Why else would two people who hardly know each other want to continue to date, be romantic, and prioritize someone?
It’s the mighty pull of Limerence and it is temporary.
While the chemical experience is temporary because the highs simply can’t be duplicated, what develops underneath of Limerence can be quite special and long-lasting.
What can develop is companionship, commitment, and a sense of family with the other person.
So, when do you know if it is love or limerence?
When Limerence fades, and it always does, the relationship can continue without the fireworks and roller coaster of emotions associated with it.
And that’s a good thing. It can become emotionally exhausting and what often develops underneath it is more fulfilling, longer-lasting, and stable.
Marriage can’t be based on limerence
As a relationship coach, I observe married couples where one or both believed the marriage was over when the highs of Limerence faded.
One of them said to the other, “I love you, but I’m not in love with you.” It means that they feel a bit of companionship and a sense of family, but they crave the chemical highs that no longer exist.
Hollywood stokes this misunderstanding of love and long-term relationships by pushing the narrative that says that if those highs dissipate, then it wasn’t “true love,” and that we must seek that true love out there.
What is really being pushed here is a constant chasing of the fireworks of a new relationship and such an understanding can allow us to never experience true commitment and companionship that can give us security and love for a lifetime.
So, how to respond to a limerent spouse?
People whose spouse experiences Limerence for another attempt to stop their divorce but often learn that they can’t compete with Limerence.
It must often run its course unless the limerent experiencer realizes what is going on and chooses to let go of the limerent relationship.
Such a sacrifice usually comes with great pain because of the intensity of what is felt. It often requires a leap of faith because it often feels to the person having the limerent affair that they are giving up true love.
Forcing the limerent spouse to stay in the marriage can backfire
Forcing the limerent spouse to stay in the marriage by the threat of financial hardship, loss of child custody and other such threats might persuade them to stay, but this is often short-lived as it often leads to resentment and anger toward the spouse who is seen as the murderer of what the limerent experiencer felt was true love.
That is why it is ideal that the experiencer comes to the realization of the concept of Limerence on their own or at least isn’t choosing to stay in the marriage simply to avoid negatives.

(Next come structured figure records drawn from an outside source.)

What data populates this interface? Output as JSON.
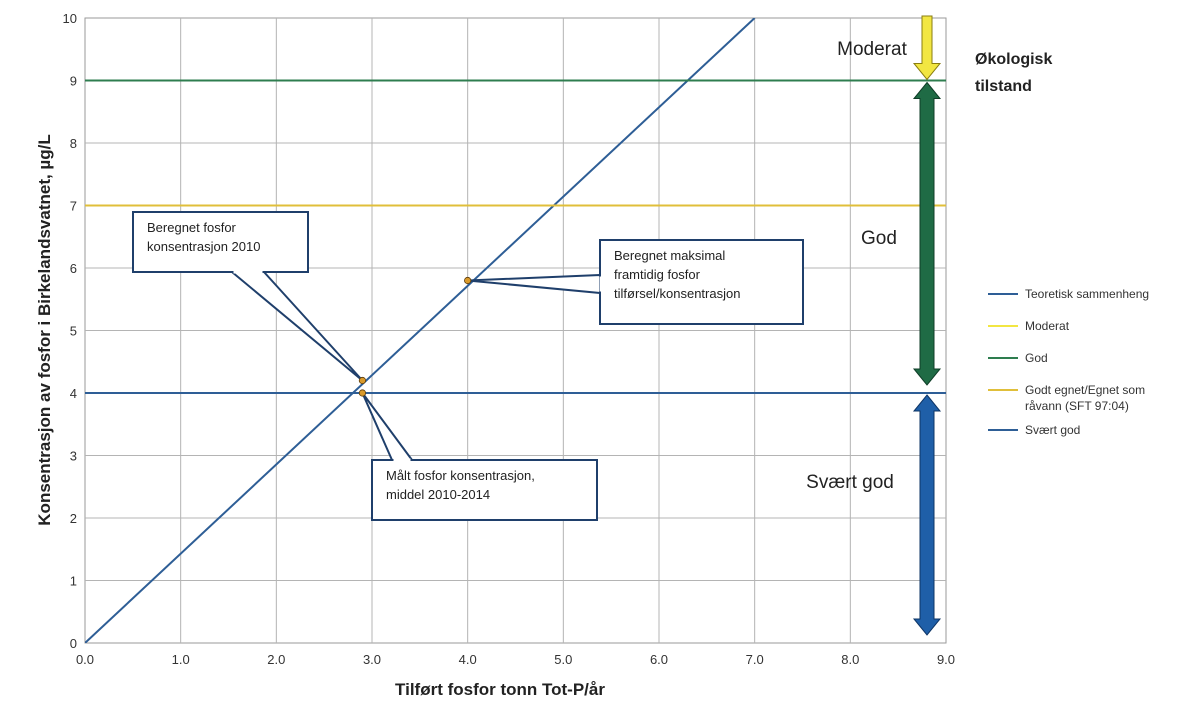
{
  "chart_data": {
    "type": "line",
    "xlabel": "Tilført fosfor tonn Tot-P/år",
    "ylabel": "Konsentrasjon av fosfor i Birkelandsvatnet, µg/L",
    "xlim": [
      0,
      9
    ],
    "ylim": [
      0,
      10
    ],
    "x_ticks": [
      "0.0",
      "1.0",
      "2.0",
      "3.0",
      "4.0",
      "5.0",
      "6.0",
      "7.0",
      "8.0",
      "9.0"
    ],
    "y_ticks": [
      "0",
      "1",
      "2",
      "3",
      "4",
      "5",
      "6",
      "7",
      "8",
      "9",
      "10"
    ],
    "grid": true,
    "legend_position": "right",
    "series": [
      {
        "name": "Teoretisk sammenheng",
        "color": "#2e5e96",
        "x": [
          0,
          7.0
        ],
        "y": [
          0,
          10
        ]
      },
      {
        "name": "Moderat",
        "color": "#f2e642",
        "x": [],
        "y": []
      },
      {
        "name": "God",
        "color": "#2e7d4f",
        "x": [
          0,
          9.0
        ],
        "y": [
          9,
          9
        ]
      },
      {
        "name": "Godt egnet/Egnet som råvann (SFT 97:04)",
        "color": "#e0bf3a",
        "x": [
          0,
          9.0
        ],
        "y": [
          7,
          7
        ]
      },
      {
        "name": "Svært god",
        "color": "#2e5e96",
        "x": [
          0,
          9.0
        ],
        "y": [
          4,
          4
        ]
      }
    ],
    "points": [
      {
        "x": 2.9,
        "y": 4.2,
        "color": "#d99a2b"
      },
      {
        "x": 2.9,
        "y": 4.0,
        "color": "#d99a2b"
      },
      {
        "x": 4.0,
        "y": 5.8,
        "color": "#d99a2b"
      }
    ],
    "annotations": [
      {
        "lines": [
          "Beregnet fosfor",
          "konsentrasjon 2010"
        ],
        "target": [
          2.9,
          4.2
        ]
      },
      {
        "lines": [
          "Beregnet maksimal",
          "framtidig fosfor",
          "tilførsel/konsentrasjon"
        ],
        "target": [
          4.0,
          5.8
        ]
      },
      {
        "lines": [
          "Målt fosfor konsentrasjon,",
          "middel 2010-2014"
        ],
        "target": [
          2.9,
          4.0
        ]
      }
    ],
    "zones": [
      {
        "label": "Moderat",
        "from": 9,
        "to": 10,
        "color": "#f2e642"
      },
      {
        "label": "God",
        "from": 4,
        "to": 9,
        "color": "#1f6b45"
      },
      {
        "label": "Svært god",
        "from": 0,
        "to": 4,
        "color": "#1f5fa8"
      }
    ],
    "side_title": [
      "Økologisk",
      "tilstand"
    ]
  }
}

It is important that the staying spouse understands what is going on and what needs to go on in the mind of the experiencer in order to save the marriage.
What to do if you are married but limerent for someone else?
It is important that you carry out an honest evaluation of your relationship.
If you are convinced that it has a future and your bond is strong, you will need to deliberately work at being fully committed to your spouse, and maintaining honest communication.
No delayed honesty or other such convenience-driven tenets in a marriage. Prioritizing your partner’s feelings above your limerent object is imperative.
A shift in mindset can really help
We must not let Hollywood and romance novels define our understanding of love and marriage.
This is especially true since the chemical highs of Limerence are temporary and the relationships that base themselves on it ignorantly doom the relationship.